12:00 AM CST on Sunday, January 27, 2008
As employers face increasing pressure from states and in the courts to more closely police Social Security numbers of undocumented workers, some in Texas say that’s not their job and that such action could hammer the economy.
"What if some of my best guys turn out to be illegal?" said Lisa Galvan, who runs five Luna de Noche restaurants in the Dallas area and employs 200 workers. "It is scary."
Between 8 percent and 9 percent of the Texas workforce is estimated to be in the country illegally, according to an analysis of 2005 U.S. Census data by the nonpartisan Pew Hispanic Center done for The Dallas Morning News. That’s nearly twice the national average of about 5 percent.
So a crackdown on employers in Texas – in agriculture and construction in particular, where the percentage of workers is higher – could have a major impact, some analysts and employers say.
According to the state comptroller’s office, illegal immigration drained hundreds of millions from local governments in fiscal year 2005 but provided a boost of nearly $17.7 billion to the state.
"To do anything to dramatically reduce the Texas workforce would have pretty severe consequences," said Ray Perryman, an economist with the Perryman Group, an economic and financial analysis firm in Waco.

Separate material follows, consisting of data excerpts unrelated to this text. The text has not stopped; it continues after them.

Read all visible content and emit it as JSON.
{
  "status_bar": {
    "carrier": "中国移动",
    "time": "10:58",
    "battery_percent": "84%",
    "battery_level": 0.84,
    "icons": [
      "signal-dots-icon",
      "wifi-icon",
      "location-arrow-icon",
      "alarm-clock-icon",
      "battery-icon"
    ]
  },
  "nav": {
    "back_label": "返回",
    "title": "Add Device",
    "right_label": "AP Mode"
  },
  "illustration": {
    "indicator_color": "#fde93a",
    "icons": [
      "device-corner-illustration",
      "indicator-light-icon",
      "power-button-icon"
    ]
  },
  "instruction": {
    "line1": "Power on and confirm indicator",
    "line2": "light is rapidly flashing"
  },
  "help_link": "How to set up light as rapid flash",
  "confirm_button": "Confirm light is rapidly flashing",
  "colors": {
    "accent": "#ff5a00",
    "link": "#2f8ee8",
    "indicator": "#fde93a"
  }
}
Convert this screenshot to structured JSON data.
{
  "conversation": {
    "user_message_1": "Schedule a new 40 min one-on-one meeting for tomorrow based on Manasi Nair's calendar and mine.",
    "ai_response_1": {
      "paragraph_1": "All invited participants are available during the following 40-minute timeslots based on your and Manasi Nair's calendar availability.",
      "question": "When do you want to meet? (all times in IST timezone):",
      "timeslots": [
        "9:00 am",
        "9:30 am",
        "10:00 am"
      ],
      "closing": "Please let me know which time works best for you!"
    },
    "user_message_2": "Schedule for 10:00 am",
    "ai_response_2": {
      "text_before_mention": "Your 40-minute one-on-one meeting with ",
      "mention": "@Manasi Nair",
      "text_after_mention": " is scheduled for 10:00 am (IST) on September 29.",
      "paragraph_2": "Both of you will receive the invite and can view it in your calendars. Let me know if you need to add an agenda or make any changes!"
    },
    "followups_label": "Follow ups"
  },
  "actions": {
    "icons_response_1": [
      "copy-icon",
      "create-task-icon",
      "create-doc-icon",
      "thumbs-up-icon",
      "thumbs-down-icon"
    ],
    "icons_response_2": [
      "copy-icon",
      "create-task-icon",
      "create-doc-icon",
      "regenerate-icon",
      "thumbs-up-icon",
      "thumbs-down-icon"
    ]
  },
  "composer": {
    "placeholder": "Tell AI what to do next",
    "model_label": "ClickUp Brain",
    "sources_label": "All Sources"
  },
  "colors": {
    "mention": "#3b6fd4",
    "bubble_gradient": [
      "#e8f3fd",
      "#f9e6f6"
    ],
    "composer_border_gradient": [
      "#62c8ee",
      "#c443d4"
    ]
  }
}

But others say that employers have had a free ride for far too long – exploiting illegal workers with low pay, few benefits and, in some cases, even wage theft.
"Businesses really are worried that this time they won’t be able to pull the same trick: supporting laws that look tough and then are never enforced," said Mark Krikorian, who heads a Washington research center that supports immigration restrictions.

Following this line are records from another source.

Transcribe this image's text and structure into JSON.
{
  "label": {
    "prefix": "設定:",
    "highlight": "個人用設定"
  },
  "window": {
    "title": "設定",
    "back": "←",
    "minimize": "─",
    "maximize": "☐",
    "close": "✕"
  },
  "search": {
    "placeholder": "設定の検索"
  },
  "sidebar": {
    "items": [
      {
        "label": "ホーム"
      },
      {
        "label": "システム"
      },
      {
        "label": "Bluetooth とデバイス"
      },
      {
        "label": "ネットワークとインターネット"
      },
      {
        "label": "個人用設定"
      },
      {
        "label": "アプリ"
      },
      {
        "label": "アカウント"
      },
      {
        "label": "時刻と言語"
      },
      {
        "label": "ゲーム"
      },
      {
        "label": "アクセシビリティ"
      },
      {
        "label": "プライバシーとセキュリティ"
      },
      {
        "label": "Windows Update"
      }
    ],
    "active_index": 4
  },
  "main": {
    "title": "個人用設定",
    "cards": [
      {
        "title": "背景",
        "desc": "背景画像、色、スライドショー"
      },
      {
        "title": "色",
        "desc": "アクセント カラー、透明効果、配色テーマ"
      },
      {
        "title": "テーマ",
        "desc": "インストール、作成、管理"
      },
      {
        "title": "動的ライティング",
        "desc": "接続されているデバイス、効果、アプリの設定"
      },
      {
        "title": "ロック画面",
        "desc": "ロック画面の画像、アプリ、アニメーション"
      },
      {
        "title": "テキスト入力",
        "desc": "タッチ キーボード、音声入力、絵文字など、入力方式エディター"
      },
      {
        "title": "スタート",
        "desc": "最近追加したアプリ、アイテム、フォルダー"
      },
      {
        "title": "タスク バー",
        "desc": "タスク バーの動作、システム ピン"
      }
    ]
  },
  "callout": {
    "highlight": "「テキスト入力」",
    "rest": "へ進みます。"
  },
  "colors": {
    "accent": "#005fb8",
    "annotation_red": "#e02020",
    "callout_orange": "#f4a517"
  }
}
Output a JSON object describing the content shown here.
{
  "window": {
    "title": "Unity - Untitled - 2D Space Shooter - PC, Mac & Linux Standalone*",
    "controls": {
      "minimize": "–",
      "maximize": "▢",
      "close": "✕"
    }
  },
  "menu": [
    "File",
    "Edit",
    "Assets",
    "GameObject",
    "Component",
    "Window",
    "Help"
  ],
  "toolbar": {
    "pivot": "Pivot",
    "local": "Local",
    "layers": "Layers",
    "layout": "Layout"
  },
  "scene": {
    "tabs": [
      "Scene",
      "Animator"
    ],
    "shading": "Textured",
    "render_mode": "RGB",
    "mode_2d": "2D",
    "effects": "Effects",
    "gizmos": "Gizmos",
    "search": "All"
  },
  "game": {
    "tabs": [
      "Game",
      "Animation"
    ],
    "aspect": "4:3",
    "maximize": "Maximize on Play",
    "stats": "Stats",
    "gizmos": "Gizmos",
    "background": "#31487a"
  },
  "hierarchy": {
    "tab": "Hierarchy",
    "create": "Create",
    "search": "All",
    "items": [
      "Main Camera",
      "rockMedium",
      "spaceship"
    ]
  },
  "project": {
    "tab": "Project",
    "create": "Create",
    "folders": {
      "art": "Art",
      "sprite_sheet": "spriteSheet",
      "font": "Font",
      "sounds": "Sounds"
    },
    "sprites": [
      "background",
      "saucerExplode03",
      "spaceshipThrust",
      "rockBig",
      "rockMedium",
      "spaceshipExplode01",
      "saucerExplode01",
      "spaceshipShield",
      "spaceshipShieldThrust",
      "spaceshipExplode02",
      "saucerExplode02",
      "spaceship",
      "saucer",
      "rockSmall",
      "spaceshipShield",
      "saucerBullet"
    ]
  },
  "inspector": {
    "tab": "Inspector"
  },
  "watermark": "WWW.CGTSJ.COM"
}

Ed Cox, who employs 125 workers at his blinds and shades factory in Haltom City, said, "It is horrible timing. It wouldn’t take very much to throw us into a recession, and this issue would do it."
He added: "Our position as businesspeople is we are not in charge of enforcement."

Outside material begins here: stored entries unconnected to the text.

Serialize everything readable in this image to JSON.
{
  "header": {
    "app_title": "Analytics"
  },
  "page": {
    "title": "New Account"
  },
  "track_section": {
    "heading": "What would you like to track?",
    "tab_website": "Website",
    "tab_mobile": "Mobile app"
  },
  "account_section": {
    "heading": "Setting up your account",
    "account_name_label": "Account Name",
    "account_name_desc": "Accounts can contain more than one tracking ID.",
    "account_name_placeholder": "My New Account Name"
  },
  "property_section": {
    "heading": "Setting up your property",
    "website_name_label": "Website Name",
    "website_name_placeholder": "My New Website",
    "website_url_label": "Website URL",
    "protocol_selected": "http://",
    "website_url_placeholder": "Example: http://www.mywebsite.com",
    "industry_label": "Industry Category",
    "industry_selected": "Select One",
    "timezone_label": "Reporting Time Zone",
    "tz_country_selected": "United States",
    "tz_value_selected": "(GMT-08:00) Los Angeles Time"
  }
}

Mr. Krikorian says that the argument that employers don’t want to be immigration cops is "silly."
"It is kind of like saying that employers shouldn’t be barred from hiring 12-year-olds in factories because that would make them child labor cops," said the executive director of the Center for Immigration Studies.
Employers don’t have to verify Social Security numbers against the government database. They merely have to check that a prospective employee has a number.
Led by Homeland Security chief Michael Chertoff, the federal government is pushing hard to get employers to voluntarily check the nine-digit numbers via a database known as E-Verify. He also wants employers to take action when they are notified that numbers do not match.
Nationwide, nearly 46,000 employers, including nearly 2,300 in Texas, have volunteered for E-Verify. But that’s still only a fraction of the 7 million to 8 million employers in the country for a program launched in 1997.
Employers contend that the database is error-prone and that a hasty dismissal of an employee based on a bad number could result in a discrimination charge.
They say they don’t want to be immigration cops. They said that in 1986, too, when a sweeping overhaul of U.S. immigration laws made it illegal to knowingly hire someone without proper immigration status. Across the country, employers were forced to check work documents, and a brazen black market in fake Social Security numbers and other documents broke loose – in cities as diverse as Dallas and Nashville, Tenn., Los Angeles and New York.
Today, employers, attorneys and anti-illegal immigrant groups are watching closely the legal cases playing out in San Francisco and Phoenix.
• In California, a court must rule on whether virtually all the nation’s businesses need to respond within 90 days of receipt of a letter from the Social Security Administration on numbers and names that don’t match their database. A decision is expected by March 24.
• In Arizona, a federal judge must decide whether to let stand a new law that would suspend or yank the business license of an employer caught hiring an illegal immigrant. The new law requires bosses to verify Social Security numbers in a federal database.
Other states – including Arkansas, Oklahoma, Tennessee, Colorado and West Virginia – have approved similar measures.